暗視カメラを通じて、警察が各ポイントで配置しているヒーローに指示を出したのだろう、外が騒がしくなった。
同時に店内に灯りが灯る。
一瞬の眩しさに目が眩む。
「フェンリル、大丈夫か!?」
床に伏す私の元に、マイクが膝をついて容体を確認する。
「問題ないですっ…!すみません、私のミスです!」
「反省会は後だ。フェンリル、外へ来い!」
「イレイザー…?」
思ったよりも冷静なイレイザーは私にそう尋ねるなり、店内の奥へ進んでいく。
私は腹部が未だにズキズキと痛んだが、歩けないほどではない。
その後ろを急いで追っていった。
「どこへいくんですか…」
裏口から外へ回るなり、非常階段を音を立てながら早足で登っていく。
上り切った先は屋上で―――
「ミスなんかしてねぇだろ」
「人の足を釣り上げてよく言いますよ…」
「お前なら匂いで辿れるだろ」
「血の匂い…!」
「ヴィランは怪我をしてる。それに個性はたかが暗闇に溶け込むだけだ。
遠くには逃げ切れてないだろ。

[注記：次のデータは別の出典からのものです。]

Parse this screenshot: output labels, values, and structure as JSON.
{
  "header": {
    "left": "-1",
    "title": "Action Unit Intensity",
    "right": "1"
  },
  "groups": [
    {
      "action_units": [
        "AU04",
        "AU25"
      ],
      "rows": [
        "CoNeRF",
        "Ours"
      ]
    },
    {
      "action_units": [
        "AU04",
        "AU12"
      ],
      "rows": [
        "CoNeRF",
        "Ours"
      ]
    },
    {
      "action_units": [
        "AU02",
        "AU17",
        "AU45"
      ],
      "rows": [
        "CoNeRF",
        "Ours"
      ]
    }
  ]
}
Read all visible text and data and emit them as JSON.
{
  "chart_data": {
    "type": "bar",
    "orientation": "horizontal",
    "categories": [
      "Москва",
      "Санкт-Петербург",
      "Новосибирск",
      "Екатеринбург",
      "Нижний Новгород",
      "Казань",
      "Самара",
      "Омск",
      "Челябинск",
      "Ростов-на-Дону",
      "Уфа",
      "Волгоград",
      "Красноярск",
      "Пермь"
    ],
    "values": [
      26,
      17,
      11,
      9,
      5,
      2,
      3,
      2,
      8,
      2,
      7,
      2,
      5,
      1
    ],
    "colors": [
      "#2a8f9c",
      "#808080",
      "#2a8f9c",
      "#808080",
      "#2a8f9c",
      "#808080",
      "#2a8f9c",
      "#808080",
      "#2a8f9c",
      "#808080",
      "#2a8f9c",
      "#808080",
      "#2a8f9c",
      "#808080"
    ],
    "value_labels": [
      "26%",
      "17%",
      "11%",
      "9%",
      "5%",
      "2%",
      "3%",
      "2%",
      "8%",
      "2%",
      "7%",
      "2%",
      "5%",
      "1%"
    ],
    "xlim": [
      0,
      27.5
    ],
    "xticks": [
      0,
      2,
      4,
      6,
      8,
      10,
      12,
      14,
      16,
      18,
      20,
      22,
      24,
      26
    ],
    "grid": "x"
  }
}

できないのか?」
有無を言わさないその言葉に、私は思わず鼻で笑った。
「私を誰だと思ってるんですか。
アシスタントヒーロー、フェンリルですよ。
イレイザー、私の背中に乗ってください」
「―――…(紅い、満月?)」
ざあっと、強い風が吹き、雲で隠れていた満月が顔を出した。
「(違う…こいつの"目"が紅く…)」
「あなたのアシスタントをします。援護はお任せを」
「―――何事も合理的にやれ。お前はまだ仕事内容が荒い」
「うっ」
「俺が指示する内容が出来ないとは言わせねぇぞ」
イレイザーが背中に乗ったのを確認して、私は神経を集中させた。
どこだ…。
どこにいる…?
屋上から下を見下ろす。
多くのヒーローが騒いでいるため、やりづらい事この上ないのだが―――
「……南の方に」
風に乗って血の匂いが届いた。
私はすぐさま屋上から飛び降り、次のビルへと移った。